Un regard d’ensemble sur le pub le réconforta sur un autre point avant qu’il ne commande sa bière favorite.
— Une pinte de Cuvée des Trolls ?
— Absolument, acquiesça-t-il avec diligence, un petit sourire aux lèvres.
Kiki le lui retourna avec amusement. Elle engagea la conversation avec les trois hommes tout en remplissant successivement leur chope de liquide ambré et mousseux.
— On peut t’emprunter ton billard ?
— Il est à vous, offrit la tenancière.
Son regard railleur ne laissait pas de place au doute et cela depuis des années déjà. Nonobstant leur venue plus que régulière, leur niveau ne s’était jamais véritablement élevé.

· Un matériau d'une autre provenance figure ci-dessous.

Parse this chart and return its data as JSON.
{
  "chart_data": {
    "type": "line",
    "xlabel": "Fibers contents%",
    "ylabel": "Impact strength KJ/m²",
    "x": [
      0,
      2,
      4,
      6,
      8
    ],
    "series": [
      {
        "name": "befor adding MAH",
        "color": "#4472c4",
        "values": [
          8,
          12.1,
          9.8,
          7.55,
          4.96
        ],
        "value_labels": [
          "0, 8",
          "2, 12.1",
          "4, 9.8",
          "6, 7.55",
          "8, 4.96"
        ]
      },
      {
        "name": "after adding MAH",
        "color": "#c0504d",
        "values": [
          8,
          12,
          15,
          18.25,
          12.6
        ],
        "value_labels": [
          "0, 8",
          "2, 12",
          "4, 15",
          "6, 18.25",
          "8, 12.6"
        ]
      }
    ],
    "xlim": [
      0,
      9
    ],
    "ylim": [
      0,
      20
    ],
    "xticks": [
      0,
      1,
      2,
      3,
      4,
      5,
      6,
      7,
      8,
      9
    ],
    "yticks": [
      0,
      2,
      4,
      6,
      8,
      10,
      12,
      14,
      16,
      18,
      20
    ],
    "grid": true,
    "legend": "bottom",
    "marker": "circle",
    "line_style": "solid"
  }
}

Installés autour de la table au tapis vert criard, ils trinquèrent puis formèrent deux équipes. Se retrouvant seul, Pic cassa pour la première partie de la soirée.
Bercé par les basses autant que par les conversations, une bière à la main, ses copains autour de lui, le Bord du Monde s’apparentait à La Maison pour Paul Picault.